In 2016, Statistics Canada reported the median income of families and unattached individuals in NL was $55,800.
“Our average salary is about $55 thousand. That goes quite a ways in Western Newfoundland. It wouldn’t go nearly as far if we had set up next to Toronto,” Malik said.
BH’s new $60 million production facility, once completed, will be located in Barachois Brook on NL’s west coast. The initial phase of construction will deliver 18,000 square feet followed by a 150,000 square foot expansion in 2019.
Once completed, the facility will be the largest of its kind within the province.
Distribution over square footage
Working at an advisory firm has given Malik valuable insight into the way cannabis companies think once the market normalizes in 2020–his former clients comprise six of the nine largest companies in Canada.
“It’s going to be squeezing by the big guys that can control distribution channels and other sophisticated things because they have the balance sheets to do it,” he said.
To combat this, Biome Grow has established distribution networks like their deal with NL instead of worrying about the size of their facilities.
Whereas every cannabis company in the market is constantly touting “fully funded capacity,” slating expensive build-outs in the near-term while praying for a supply deal, Biome Grow has their product already spoken for before all their facilities are even finished construction.
“Worst case scenario, if my facility takes too long to build I can just buy product from somewhere else and satisfy my supply commitments whereas these other guys will have to sell to me because they will have nowhere else to sell their product,” Malik said.
This obsession over square footage can be less profitable than most companies might think, according to Malik. While some companies may believe they’ll be able to sell off their facilities for much-needed capital should the need arise, this may not be true.
Malik said he spoke with Bruce Linton, CEO of Canopy (WEED.T) about this very issue. The problem with this line of thinking, according to Malik, is that many production facilities are poorly designed and have unpredictably output.
“These are highly labour-intensive facilities and they are incredibly unsophisticated,” Malik said, linking Canada’s recreational cannabis shortage to the insufficient design of production facilities.
He said the only reason these facilities are able to operate is because the margins on medical cannabis are so much higher than anywhere else in agriculture, a sector where these methods would be normally be unsustainable.
“How we’re addressing this is by taking automation that exists in other parts of agriculture, alongside other things outside of agriculture, and marrying it into a cannabis production facility,” Malik said.

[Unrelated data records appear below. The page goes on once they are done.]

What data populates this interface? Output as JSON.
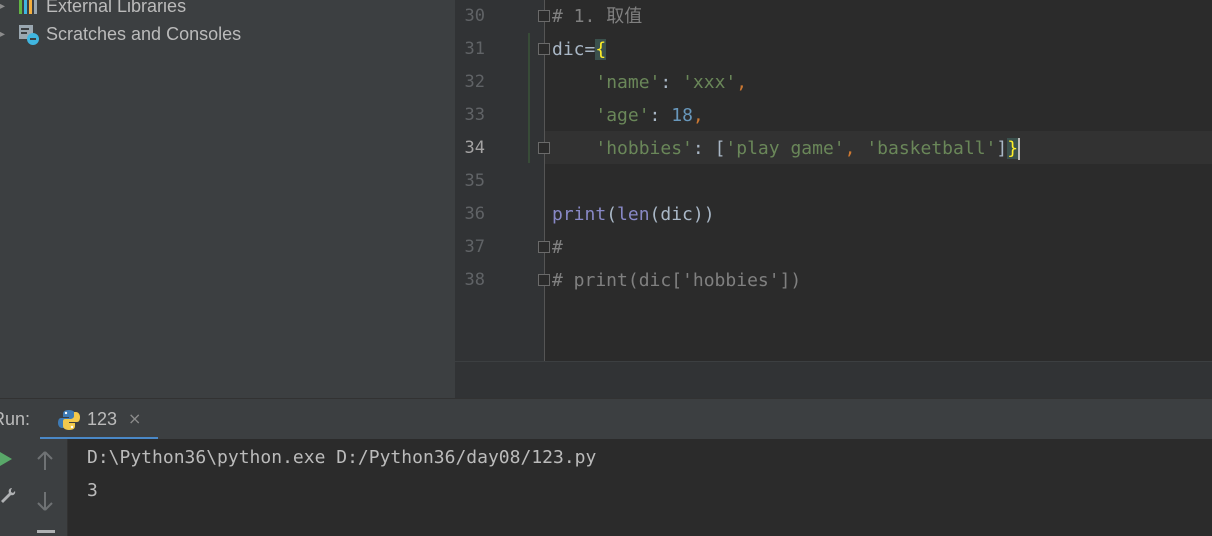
{
  "project_tree": {
    "items": [
      {
        "label": "External Libraries",
        "icon": "library-icon"
      },
      {
        "label": "Scratches and Consoles",
        "icon": "scratches-icon"
      }
    ]
  },
  "editor": {
    "current_line": "34",
    "line_numbers": [
      "30",
      "31",
      "32",
      "33",
      "34",
      "35",
      "36",
      "37",
      "38"
    ],
    "lines": {
      "l30": {
        "hash": "#",
        "comment": " 1. 取值"
      },
      "l31": {
        "a": "dic=",
        "b": "{"
      },
      "l32": {
        "indent": "    ",
        "key": "'name'",
        "colon": ": ",
        "val": "'xxx'",
        "comma": ","
      },
      "l33": {
        "indent": "    ",
        "key": "'age'",
        "colon": ": ",
        "val": "18",
        "comma": ","
      },
      "l34": {
        "indent": "    ",
        "key": "'hobbies'",
        "colon": ": [",
        "v1": "'play game'",
        "sep": ", ",
        "v2": "'basketball'",
        "close": "]",
        "brace": "}"
      },
      "l36": {
        "fn1": "print",
        "p1": "(",
        "fn2": "len",
        "rest": "(dic))"
      },
      "l37": {
        "text": "#"
      },
      "l38": {
        "text": "# print(dic['hobbies'])"
      }
    }
  },
  "run": {
    "label": "Run:",
    "tab": {
      "label": "123",
      "close": "×"
    },
    "console": [
      "D:\\Python36\\python.exe D:/Python36/day08/123.py",
      "3"
    ]
  },
  "colors": {
    "editor_bg": "#2b2b2b",
    "panel_bg": "#3c3f41",
    "string": "#6a8759",
    "number": "#6897bb",
    "keyword": "#cc7832",
    "builtin": "#8888c6",
    "comment": "#808080",
    "matched_brace": "#ffef28"
  }
}
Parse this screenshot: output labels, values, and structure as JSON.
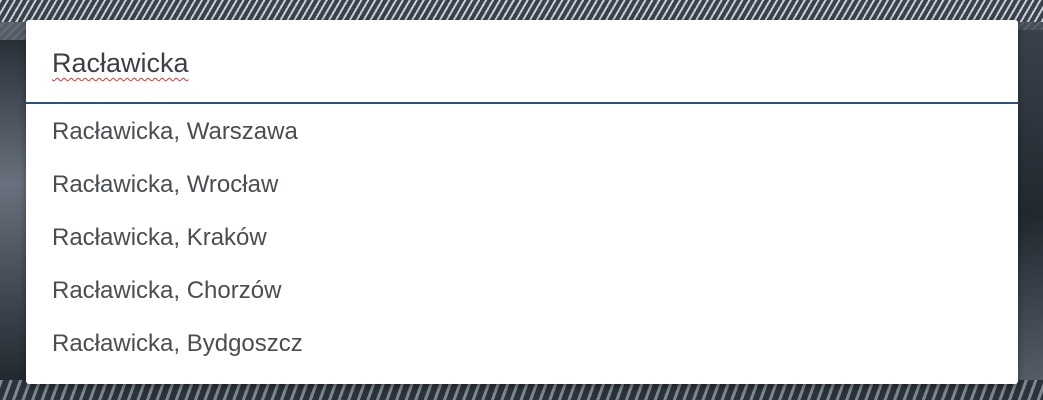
{
  "search": {
    "value": "Racławicka",
    "spellcheck_flagged": true
  },
  "suggestions": [
    {
      "label": "Racławicka, Warszawa"
    },
    {
      "label": "Racławicka, Wrocław"
    },
    {
      "label": "Racławicka, Kraków"
    },
    {
      "label": "Racławicka, Chorzów"
    },
    {
      "label": "Racławicka, Bydgoszcz"
    }
  ],
  "colors": {
    "input_underline": "#2f4f84",
    "text": "#4a4d52",
    "spellcheck": "#d8342f",
    "panel_background": "#ffffff"
  }
}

It’s about more than just distribution and state-of-the-art facilities, however. International distribution deals and production facilities overseas are crucial to a cannabis company’s growth.

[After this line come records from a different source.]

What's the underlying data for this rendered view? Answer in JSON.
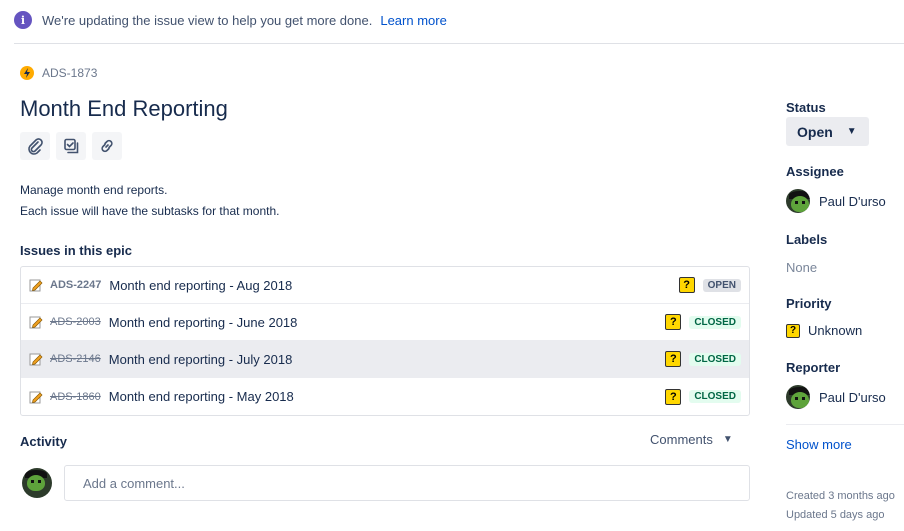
{
  "banner": {
    "message": "We're updating the issue view to help you get more done.",
    "link": "Learn more",
    "icon": "info-icon"
  },
  "issue": {
    "key": "ADS-1873",
    "title": "Month End Reporting",
    "description_lines": [
      "Manage month end reports.",
      "Each issue will have the subtasks for that month."
    ]
  },
  "toolbar": {
    "attach_icon": "paperclip-icon",
    "subtask_icon": "subtask-icon",
    "link_icon": "link-icon"
  },
  "epic": {
    "heading": "Issues in this epic",
    "issues": [
      {
        "key": "ADS-2247",
        "summary": "Month end reporting - Aug 2018",
        "status": "OPEN",
        "resolved": false,
        "priority_icon": "?"
      },
      {
        "key": "ADS-2003",
        "summary": "Month end reporting - June 2018",
        "status": "CLOSED",
        "resolved": true,
        "priority_icon": "?"
      },
      {
        "key": "ADS-2146",
        "summary": "Month end reporting - July 2018",
        "status": "CLOSED",
        "resolved": true,
        "priority_icon": "?"
      },
      {
        "key": "ADS-1860",
        "summary": "Month end reporting - May 2018",
        "status": "CLOSED",
        "resolved": true,
        "priority_icon": "?"
      }
    ]
  },
  "activity": {
    "heading": "Activity",
    "filter": "Comments",
    "comment_placeholder": "Add a comment..."
  },
  "sidebar": {
    "status_label": "Status",
    "status_value": "Open",
    "assignee_label": "Assignee",
    "assignee": "Paul D'urso",
    "labels_label": "Labels",
    "labels_value": "None",
    "priority_label": "Priority",
    "priority_value": "Unknown",
    "priority_icon": "?",
    "reporter_label": "Reporter",
    "reporter": "Paul D'urso",
    "show_more": "Show more",
    "created": "Created 3 months ago",
    "updated": "Updated 5 days ago"
  },
  "colors": {
    "accent": "#0052cc",
    "open_lozenge": "#dfe1e6",
    "closed_lozenge": "#e3fcef",
    "closed_text": "#006644",
    "epic_icon": "#ffab00"
  }
}
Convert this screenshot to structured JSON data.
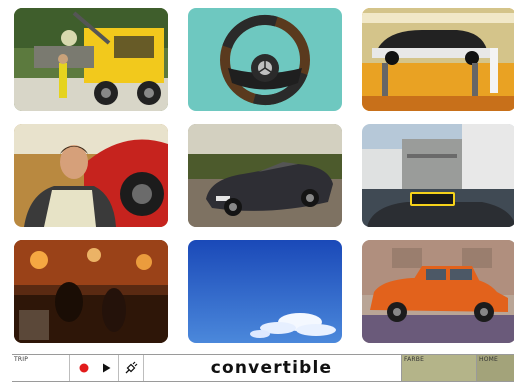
{
  "toolbar": {
    "trip_label": "TRIP",
    "word": "convertible",
    "farbe_label": "FARBE",
    "home_label": "HOME"
  },
  "colors": {
    "record": "#e21b1b",
    "farbe_bg": "#b4b489",
    "home_bg": "#a3a37a"
  },
  "tiles": [
    {
      "subject": "tow-truck"
    },
    {
      "subject": "steering-wheel"
    },
    {
      "subject": "car-on-lift"
    },
    {
      "subject": "man-with-red-car"
    },
    {
      "subject": "dark-convertible"
    },
    {
      "subject": "street-with-taxi"
    },
    {
      "subject": "bar-interior"
    },
    {
      "subject": "blue-sky"
    },
    {
      "subject": "orange-taxi"
    }
  ]
}
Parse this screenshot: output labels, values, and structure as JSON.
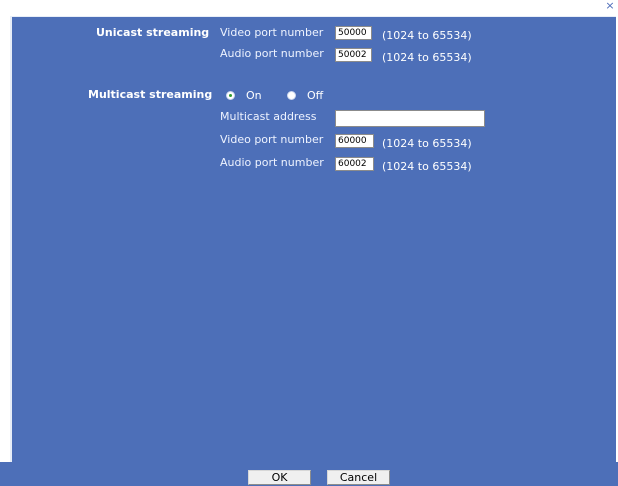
{
  "unicast": {
    "label": "Unicast streaming",
    "video_label": "Video port number",
    "video_value": "50000",
    "video_range": "(1024 to 65534)",
    "audio_label": "Audio port number",
    "audio_value": "50002",
    "audio_range": "(1024 to 65534)"
  },
  "multicast": {
    "label": "Multicast streaming",
    "option_on": "On",
    "option_off": "Off",
    "selected": "On",
    "address_label": "Multicast address",
    "address_value": "",
    "video_label": "Video port number",
    "video_value": "60000",
    "video_range": "(1024 to 65534)",
    "audio_label": "Audio port number",
    "audio_value": "60002",
    "audio_range": "(1024 to 65534)"
  },
  "buttons": {
    "ok": "OK",
    "cancel": "Cancel"
  },
  "colors": {
    "panel": "#4d6fb8",
    "text": "#ffffff"
  },
  "icons": {
    "top_right": "close-icon"
  }
}
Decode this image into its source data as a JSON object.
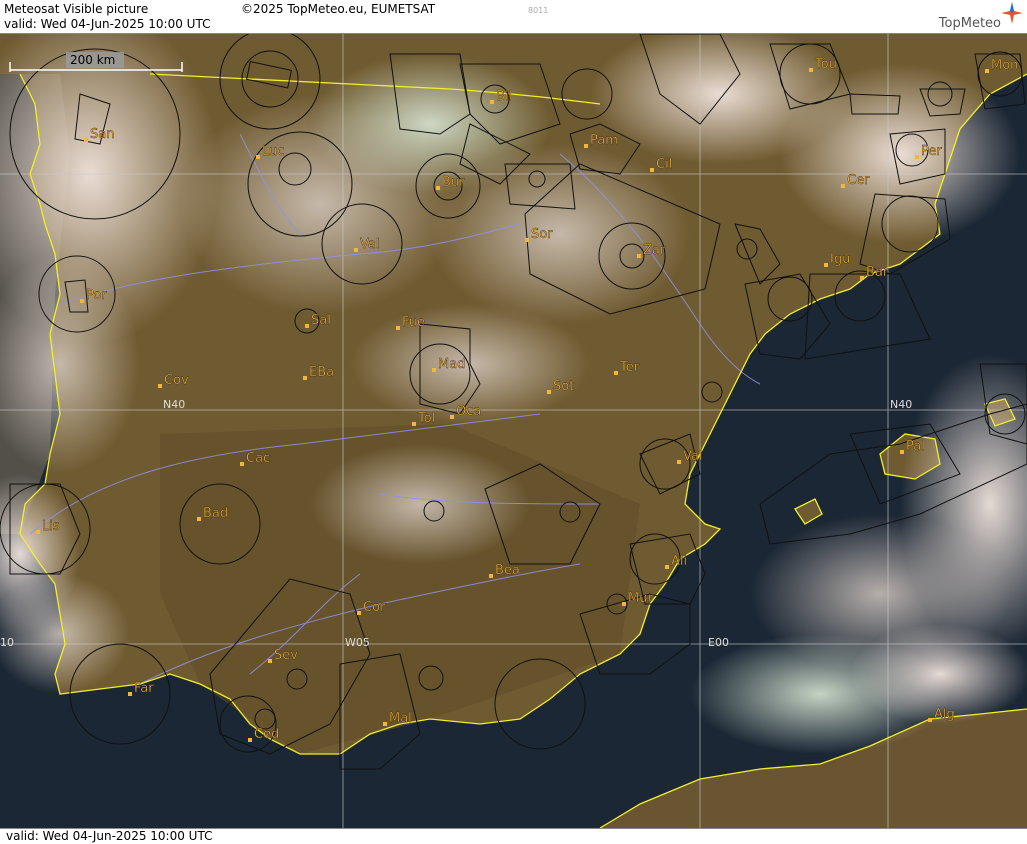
{
  "header": {
    "title": "Meteosat Visible picture",
    "valid": "valid:  Wed  04-Jun-2025  10:00 UTC",
    "copyright": "©2025 TopMeteo.eu, EUMETSAT",
    "code": "8011",
    "brand": "TopMeteo"
  },
  "footer": {
    "valid": "valid:  Wed  04-Jun-2025  10:00 UTC"
  },
  "scale": {
    "label": "200 km"
  },
  "grid_labels": {
    "n40_west": "N40",
    "n40_east": "N40",
    "w05": "W05",
    "e00": "E00",
    "w10": "10"
  },
  "stations": [
    "San",
    "Luc",
    "Bil",
    "Pam",
    "Cil",
    "Bur",
    "Per",
    "Cer",
    "Sor",
    "Val",
    "Zar",
    "Igu",
    "Bar",
    "Por",
    "Sal",
    "Fue",
    "Mad",
    "Cov",
    "EBa",
    "Ter",
    "Sot",
    "Tol",
    "Oca",
    "Cac",
    "Val",
    "Bad",
    "Lis",
    "Ali",
    "Bea",
    "Mur",
    "Cor",
    "Sev",
    "Far",
    "Mal",
    "Ced",
    "Pal",
    "Alg",
    "Tou",
    "Mon"
  ],
  "colors": {
    "land": "#6e5a30",
    "sea": "#1a2633",
    "coastline": "#f2ee2a",
    "station_label": "#f5b53a",
    "airspace": "#111111",
    "grid": "#c8c8c8",
    "rivers": "#8f92e8"
  }
}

Malik said Biome Grow will be making announcements concerning its international reach in the coming weeks: “In about two to three years, we’ll be a medium-sized player in Canada but we’ll be a very large player overseas.”
As people who are paid to watch the potential movers and shakers in the cannabis industry, we can’t wait to see what Biome Grow does next.
Full disclosure: Biome Grow is an Equity Guru marketing client.